Moving Pictures Lab: Using Stop Motion and Time Lapse to think about Documentation and Narrative (iv)
In addition to a documentary approach, stop motion can also tell a story a bit more nuanced. With the Tar River Writing Project, I recently participated in a toy hack led by the indomitable Stephanie West-Pucket. For homework one day, we were to go home and find old toys to bring in the next day to fold, bend, mutilate, and repurpose. At home that evening, I looked around and didn’t see much to fit the bill. My son is 2 and still plays with everything we’ve ever bought him, and most of the toys I still have from childhood are quite dear to me. Toy Story hits a little close to home, if you catch my drift. Looking for some practical pursuit, I thought about my Kenner B@tman figure. He was scuffed and had been missing an arm since I was ten, but his cape was still on, and paired with a R0bin and B@tmobile, he was just too good to let go. Instead of taking him to class the next day and quartering him on the altar of hack, I decided to use whatever parts might be laying around from the other earnest hacking to try to restore him. As I worked, I chose to document the process using stop motion. The film above, which borrows from real events on that day, tells his story.

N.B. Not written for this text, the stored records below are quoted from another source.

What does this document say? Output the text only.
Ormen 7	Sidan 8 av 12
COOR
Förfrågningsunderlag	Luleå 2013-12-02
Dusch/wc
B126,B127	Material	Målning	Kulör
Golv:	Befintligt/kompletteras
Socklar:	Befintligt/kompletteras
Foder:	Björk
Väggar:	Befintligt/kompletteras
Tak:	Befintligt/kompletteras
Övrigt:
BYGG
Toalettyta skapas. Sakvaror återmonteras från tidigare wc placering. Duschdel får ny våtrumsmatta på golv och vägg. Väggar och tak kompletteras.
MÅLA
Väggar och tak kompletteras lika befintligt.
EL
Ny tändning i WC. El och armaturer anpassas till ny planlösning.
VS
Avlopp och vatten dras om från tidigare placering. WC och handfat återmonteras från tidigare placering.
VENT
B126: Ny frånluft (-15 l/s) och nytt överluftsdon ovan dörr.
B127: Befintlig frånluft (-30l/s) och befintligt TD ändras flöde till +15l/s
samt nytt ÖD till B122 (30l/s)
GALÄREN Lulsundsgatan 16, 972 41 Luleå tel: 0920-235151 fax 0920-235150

As with the shrinkray film, narrative sprung from what was available—a handful of toys, a landscape of parts and pieces, and the occasional human hand popping in to keep us grounded. Even though I think what I did was “tinkering” instead of “hacking”, the results were happy—B@tman has a killer silver arm (that falls off a lot), and through my goofy movie I started thinking about the spectrum-straddling but complimentary pursuits of narrative and documentary. When my students are looking for a kind of text that can get a point across, I’ll point them to a little easy filmmaking.